Both Reps. Marjorie Taylor Greene, R-Ga., and Tim Burchett, R-Tenn., said they were against the agreement.
‘I’m currently a no,’ Burchett said on Fox Report. ‘I’d like to see some real cuts…and maybe cut back on all the…spending that we’ve been doing. And until we do that, we are we are falling off a fiscal cliff.’
Greene wrote on X, ‘I am a NO to the Johnson Schumer budget deal. This $1.6 Trillion dollar budget agreement does nothing to secure the border, stop the invasion, or stop the weaponized government targeting Biden’s political enemies and innocent Americans. So much for the power of the purse!’
Johnson and Schumer, D-N.Y., both claimed victory when announcing they had agreed on what level to fund the government at for the remainder of fiscal year 2024. Their plan would set a statutory topline of $1.59 trillion, the same level Schumer set with ex-Speaker Kevin McCarthy, R-Calif., as part of negotiations to raise the debt limit last spring.

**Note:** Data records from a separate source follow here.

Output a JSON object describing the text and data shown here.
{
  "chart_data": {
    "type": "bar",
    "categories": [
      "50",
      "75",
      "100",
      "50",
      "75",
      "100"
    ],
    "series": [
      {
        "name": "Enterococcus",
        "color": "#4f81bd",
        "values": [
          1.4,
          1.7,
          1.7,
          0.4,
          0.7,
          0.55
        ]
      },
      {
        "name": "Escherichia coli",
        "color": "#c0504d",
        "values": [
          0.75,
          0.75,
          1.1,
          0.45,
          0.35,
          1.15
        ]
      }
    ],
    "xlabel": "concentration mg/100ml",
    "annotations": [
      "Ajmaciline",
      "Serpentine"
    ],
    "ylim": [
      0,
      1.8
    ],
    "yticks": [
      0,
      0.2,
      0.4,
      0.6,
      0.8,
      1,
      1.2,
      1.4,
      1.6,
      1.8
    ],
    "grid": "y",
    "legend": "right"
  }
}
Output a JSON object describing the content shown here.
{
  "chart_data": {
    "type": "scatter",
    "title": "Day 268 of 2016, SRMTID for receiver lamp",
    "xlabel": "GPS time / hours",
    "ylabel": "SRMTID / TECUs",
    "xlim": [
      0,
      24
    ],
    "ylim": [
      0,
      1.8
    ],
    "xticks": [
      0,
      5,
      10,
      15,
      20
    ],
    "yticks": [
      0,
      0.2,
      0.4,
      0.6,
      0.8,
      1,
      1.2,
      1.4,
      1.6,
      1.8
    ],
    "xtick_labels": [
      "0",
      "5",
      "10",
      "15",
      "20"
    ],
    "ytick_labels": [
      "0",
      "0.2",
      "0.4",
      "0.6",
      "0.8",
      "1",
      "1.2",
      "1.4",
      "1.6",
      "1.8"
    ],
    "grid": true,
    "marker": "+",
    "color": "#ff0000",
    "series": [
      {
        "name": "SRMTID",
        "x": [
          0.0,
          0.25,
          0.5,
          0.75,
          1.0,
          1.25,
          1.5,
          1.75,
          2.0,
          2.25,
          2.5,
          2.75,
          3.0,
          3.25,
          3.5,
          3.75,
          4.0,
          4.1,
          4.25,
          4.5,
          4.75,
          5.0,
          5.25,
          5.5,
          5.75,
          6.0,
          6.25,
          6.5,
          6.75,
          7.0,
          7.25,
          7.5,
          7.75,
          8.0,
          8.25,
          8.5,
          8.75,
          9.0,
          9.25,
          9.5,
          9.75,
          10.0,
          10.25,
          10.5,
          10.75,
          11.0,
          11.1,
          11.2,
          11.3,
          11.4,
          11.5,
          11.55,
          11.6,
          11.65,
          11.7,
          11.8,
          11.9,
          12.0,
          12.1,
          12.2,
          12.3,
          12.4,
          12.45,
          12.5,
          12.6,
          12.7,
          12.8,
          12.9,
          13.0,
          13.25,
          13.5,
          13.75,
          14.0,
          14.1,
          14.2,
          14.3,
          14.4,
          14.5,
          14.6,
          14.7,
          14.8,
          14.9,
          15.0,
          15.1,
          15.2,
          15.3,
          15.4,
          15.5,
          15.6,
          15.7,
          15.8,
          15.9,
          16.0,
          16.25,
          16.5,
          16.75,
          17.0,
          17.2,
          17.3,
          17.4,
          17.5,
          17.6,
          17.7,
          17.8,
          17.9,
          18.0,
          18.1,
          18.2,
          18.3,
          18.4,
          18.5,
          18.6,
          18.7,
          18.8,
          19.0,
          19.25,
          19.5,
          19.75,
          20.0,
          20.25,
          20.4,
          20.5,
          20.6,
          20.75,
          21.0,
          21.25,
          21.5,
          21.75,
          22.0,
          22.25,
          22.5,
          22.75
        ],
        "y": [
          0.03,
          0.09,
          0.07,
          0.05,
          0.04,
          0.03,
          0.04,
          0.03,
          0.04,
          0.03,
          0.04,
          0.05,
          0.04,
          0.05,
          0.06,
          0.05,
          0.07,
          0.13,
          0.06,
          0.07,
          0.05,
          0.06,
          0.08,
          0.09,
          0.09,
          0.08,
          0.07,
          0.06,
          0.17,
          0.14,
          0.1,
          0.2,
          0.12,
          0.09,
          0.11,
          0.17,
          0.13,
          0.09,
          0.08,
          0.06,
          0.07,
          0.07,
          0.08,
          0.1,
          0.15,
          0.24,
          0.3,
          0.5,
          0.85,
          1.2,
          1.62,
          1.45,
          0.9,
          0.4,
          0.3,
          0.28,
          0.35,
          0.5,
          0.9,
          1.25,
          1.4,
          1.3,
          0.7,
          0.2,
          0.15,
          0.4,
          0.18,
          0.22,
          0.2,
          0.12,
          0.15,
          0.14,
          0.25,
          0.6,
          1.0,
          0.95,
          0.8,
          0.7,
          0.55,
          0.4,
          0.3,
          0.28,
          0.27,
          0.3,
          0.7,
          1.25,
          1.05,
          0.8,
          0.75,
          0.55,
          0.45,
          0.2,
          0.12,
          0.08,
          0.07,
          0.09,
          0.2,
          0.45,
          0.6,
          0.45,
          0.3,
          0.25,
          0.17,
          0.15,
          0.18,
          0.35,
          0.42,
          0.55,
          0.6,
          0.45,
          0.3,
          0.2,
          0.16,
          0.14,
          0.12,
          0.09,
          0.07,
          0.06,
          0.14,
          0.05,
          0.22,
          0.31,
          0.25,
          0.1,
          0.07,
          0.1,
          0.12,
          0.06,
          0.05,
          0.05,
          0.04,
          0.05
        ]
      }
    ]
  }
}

The updated plan would also factor in most of a $69 billion side deal made between McCarthy and President Biden. Johnson said he negotiated an added $16 billion in spending cuts this year to offset that.
Rep. Chip Roy, R-Texas, on X called the agreed-upon spending level ‘terrible,’ adding that it ‘gives away the leverage accomplished in the (already not great) caps deal’ between McCarthy and Biden, the Fiscal Responsibility Act.
But a GOP aide pushed back against that notion on Sunday night, telling Fox News Digital, ‘This deal has the same levels of spending as the [Fiscal Responsibility Act] deal except with billions more in cuts. Republicans put the screws to Democrats one more time.’
The House is formally back from the holidays on Jan. 9.